Later in the summer, during the eight-week session, Guinn will take US 107 “American History II,” taught by Larry Easley, associate professor of history.
Starrett says online courses were envisioned as a means to increase access to higher education for individuals who have impediments – a change in lifestyle or marital status, young children, or a change in jobs – that prevent them from enrolling in traditional coursework.
“His circumstances have changed, and here he (Guinn) is over there wanting to keep going with his education. It’s a wonderful example of why we offer online courses and what the value of them is. I think it’s wonderful that someone in these circumstances is able to do this.”
This summer, Southeast is offering 149 sections and 126 classes of fully online courses with about 2,770 seats taken in these sessions.
Guinn says he has direct access to the Internet after he and some of his comrades purchased a satellite and internet service, a luxury most soldiers don’t have since their jobs require them to move frequently. Guinn’s position is fixed to a base where he has daily internet access. He says he doesn’t know of anyone else serving overseas who is enrolled in online classes at home.
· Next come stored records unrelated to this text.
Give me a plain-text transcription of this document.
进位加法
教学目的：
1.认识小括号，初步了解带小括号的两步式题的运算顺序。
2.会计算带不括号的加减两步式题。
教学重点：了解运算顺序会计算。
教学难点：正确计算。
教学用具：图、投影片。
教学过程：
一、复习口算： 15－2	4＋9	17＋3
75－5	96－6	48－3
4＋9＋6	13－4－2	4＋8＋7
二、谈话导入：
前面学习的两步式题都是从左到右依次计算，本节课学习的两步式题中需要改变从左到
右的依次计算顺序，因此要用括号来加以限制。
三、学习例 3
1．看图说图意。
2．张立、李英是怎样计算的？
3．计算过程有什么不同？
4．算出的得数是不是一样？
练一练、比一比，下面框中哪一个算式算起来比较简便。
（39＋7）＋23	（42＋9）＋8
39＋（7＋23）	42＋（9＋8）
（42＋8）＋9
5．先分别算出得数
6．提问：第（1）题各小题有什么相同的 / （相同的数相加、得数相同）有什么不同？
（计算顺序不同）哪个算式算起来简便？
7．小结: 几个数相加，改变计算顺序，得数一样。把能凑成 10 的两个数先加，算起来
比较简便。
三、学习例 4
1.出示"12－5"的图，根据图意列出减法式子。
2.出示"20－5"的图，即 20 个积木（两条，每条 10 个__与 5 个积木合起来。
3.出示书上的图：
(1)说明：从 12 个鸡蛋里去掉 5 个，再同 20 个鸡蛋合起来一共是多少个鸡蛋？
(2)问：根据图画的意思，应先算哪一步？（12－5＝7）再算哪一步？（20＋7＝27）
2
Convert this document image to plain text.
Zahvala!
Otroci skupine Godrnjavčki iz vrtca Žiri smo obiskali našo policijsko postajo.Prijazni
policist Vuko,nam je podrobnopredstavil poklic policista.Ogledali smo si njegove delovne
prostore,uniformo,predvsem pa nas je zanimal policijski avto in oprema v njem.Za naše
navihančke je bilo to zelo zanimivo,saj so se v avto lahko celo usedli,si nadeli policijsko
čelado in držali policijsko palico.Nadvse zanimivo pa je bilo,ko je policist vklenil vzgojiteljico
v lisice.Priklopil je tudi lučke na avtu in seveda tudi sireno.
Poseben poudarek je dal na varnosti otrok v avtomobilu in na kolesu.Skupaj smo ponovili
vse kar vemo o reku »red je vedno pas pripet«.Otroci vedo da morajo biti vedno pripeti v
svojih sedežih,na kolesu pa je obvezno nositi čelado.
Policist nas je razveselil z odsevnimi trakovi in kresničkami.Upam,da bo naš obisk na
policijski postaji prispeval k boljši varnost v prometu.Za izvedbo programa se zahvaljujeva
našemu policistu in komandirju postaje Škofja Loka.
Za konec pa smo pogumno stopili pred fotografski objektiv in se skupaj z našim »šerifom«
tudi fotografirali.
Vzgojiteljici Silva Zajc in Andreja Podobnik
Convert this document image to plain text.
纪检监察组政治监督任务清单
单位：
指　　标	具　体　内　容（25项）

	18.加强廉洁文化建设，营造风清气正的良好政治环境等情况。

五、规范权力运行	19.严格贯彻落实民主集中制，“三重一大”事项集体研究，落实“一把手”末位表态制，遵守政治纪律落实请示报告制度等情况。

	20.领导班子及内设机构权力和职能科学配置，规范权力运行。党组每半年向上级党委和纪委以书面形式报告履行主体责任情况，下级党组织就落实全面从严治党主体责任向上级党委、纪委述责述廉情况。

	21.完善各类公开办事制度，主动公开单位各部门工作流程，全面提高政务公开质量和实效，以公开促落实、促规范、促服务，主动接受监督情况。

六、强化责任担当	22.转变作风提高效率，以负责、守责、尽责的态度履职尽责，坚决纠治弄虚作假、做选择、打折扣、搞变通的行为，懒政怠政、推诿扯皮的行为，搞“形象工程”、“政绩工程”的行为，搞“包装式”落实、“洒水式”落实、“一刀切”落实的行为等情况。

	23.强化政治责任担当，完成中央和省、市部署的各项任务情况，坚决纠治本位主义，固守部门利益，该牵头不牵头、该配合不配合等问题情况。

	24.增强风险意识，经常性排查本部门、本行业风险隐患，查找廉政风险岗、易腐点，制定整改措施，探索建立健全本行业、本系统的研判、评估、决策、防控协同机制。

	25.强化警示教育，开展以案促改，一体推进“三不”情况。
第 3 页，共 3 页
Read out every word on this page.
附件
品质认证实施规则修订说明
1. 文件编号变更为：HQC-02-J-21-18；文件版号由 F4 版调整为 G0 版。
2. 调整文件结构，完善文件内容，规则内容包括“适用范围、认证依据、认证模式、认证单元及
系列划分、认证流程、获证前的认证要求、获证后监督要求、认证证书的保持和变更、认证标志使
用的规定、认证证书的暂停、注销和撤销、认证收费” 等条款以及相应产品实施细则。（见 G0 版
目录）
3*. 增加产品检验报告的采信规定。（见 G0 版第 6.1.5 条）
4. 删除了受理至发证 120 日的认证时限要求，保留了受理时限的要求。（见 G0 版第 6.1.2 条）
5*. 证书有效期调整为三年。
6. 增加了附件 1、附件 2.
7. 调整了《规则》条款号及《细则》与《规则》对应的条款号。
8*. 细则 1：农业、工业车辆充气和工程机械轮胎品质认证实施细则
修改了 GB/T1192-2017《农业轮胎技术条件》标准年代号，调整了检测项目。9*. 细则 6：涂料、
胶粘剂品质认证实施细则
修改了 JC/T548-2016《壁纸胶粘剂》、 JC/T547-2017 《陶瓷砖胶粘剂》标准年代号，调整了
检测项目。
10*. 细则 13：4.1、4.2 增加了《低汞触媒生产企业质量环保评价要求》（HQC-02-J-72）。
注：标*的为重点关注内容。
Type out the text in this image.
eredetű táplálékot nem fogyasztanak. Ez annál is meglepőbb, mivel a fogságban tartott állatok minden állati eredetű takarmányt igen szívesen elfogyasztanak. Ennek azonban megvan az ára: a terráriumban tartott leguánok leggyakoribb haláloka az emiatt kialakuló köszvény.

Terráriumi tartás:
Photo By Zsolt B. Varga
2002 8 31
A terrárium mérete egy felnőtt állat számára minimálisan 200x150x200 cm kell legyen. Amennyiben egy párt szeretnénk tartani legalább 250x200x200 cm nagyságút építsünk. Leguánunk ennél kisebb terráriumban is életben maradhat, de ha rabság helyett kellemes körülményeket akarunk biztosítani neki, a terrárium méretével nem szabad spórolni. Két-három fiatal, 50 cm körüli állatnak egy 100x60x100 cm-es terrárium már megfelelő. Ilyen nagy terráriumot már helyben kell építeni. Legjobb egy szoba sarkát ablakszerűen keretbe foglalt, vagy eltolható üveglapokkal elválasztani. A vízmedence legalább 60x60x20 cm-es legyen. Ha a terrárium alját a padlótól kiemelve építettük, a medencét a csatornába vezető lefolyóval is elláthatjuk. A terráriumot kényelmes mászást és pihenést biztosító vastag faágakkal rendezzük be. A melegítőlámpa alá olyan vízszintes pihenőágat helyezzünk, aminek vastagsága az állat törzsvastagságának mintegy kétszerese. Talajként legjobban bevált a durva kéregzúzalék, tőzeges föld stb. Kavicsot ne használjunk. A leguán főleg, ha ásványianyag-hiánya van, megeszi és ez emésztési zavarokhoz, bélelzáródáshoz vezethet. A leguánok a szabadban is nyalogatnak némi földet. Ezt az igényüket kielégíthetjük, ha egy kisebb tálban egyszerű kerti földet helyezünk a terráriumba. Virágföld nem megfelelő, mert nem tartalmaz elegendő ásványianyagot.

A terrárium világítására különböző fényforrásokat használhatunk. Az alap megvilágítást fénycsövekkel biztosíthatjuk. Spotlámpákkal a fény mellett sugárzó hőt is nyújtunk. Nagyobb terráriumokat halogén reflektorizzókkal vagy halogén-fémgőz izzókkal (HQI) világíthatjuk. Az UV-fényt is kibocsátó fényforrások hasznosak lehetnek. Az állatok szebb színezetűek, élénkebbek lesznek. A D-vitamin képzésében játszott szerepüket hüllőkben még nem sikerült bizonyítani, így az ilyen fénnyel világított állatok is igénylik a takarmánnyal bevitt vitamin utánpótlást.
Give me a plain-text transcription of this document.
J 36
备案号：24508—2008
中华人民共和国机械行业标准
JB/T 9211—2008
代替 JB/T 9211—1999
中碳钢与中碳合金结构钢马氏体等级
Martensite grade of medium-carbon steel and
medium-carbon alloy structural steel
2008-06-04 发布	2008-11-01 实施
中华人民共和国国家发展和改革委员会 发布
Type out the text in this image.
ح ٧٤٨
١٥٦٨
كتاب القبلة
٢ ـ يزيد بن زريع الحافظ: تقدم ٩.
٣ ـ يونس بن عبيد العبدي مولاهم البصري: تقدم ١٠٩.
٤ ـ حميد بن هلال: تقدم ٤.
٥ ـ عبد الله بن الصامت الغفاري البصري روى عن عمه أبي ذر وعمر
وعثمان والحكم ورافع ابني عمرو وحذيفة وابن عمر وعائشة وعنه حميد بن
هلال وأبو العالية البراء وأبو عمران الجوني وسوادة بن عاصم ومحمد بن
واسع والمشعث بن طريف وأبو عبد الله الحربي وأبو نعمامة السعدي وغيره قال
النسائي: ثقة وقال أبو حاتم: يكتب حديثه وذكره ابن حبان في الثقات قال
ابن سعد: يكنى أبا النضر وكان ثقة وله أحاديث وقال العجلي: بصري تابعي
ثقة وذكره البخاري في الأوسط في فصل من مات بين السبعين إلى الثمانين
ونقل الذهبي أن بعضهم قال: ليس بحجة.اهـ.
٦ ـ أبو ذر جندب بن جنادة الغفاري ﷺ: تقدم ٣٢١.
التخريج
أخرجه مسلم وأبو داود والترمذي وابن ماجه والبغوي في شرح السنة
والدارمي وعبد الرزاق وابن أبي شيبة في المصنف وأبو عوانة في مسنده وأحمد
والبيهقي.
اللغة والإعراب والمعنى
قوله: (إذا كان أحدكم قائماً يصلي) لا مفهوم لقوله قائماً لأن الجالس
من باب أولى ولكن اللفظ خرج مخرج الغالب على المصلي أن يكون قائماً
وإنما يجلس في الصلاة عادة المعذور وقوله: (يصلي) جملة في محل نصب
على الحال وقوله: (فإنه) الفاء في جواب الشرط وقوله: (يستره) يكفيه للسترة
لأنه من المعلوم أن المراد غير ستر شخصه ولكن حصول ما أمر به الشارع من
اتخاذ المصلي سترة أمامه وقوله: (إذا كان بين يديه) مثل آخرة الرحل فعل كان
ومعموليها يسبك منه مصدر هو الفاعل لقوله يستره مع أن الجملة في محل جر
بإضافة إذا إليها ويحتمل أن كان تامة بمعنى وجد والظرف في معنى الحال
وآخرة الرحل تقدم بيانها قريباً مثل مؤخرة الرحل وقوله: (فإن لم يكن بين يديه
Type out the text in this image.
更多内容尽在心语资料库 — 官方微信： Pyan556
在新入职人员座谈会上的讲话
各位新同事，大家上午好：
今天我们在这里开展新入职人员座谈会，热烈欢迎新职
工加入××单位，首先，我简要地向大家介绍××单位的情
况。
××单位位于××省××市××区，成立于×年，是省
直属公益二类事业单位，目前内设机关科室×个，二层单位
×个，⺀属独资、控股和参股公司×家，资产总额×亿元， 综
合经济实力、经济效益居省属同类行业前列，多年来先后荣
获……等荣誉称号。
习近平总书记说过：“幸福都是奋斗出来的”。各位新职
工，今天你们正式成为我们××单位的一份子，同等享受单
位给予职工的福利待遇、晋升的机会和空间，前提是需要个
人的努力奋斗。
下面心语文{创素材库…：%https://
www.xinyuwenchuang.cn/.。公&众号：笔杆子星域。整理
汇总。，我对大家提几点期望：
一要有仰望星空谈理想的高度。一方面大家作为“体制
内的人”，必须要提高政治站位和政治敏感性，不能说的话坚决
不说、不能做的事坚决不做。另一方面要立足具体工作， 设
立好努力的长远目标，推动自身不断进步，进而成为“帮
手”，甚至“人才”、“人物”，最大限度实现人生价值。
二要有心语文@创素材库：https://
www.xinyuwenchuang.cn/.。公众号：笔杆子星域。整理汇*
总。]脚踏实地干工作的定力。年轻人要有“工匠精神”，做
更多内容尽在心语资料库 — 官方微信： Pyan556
“This offers people the option to continue classes in circumstances that are not normal and do the work on their time and not be limited by a face-to-face class,” Guinn said.
He says his Southeast instructors have indicated a willingness to assist him while enrolled abroad.
“All of my professors have been good to me,” he said. “They all have told me they would work with me on timelines, considering that my time is nine hours different than in Cape.”
Guinn works nights in Iraq, “so my schedule is similar to a normal day back home,” he said.
He is quick to credit the military for allowing him to pursue a college degree.
“The military is the reason I have been able to continue my education,” he said. “They have paid 100 percent of my tuition so far, and, without that, I would not be able to pay for school. I believe they are all about furthering education.”
Guinn said he has the support of his commanding officers in taking Southeast online summer courses as long as they don’t interfere with his mission. He expects to return home in spring 2005 and eventually plans to complete his bachelor’s degree and then pursue a master’s or law degree.
“This, in a nutshell, is what we want to see happen” with online courses, Starrett concluded. “We have followed him to the four corners of the world. I think it’s great that technology is allowing us to do this. This is really what it’s all about.”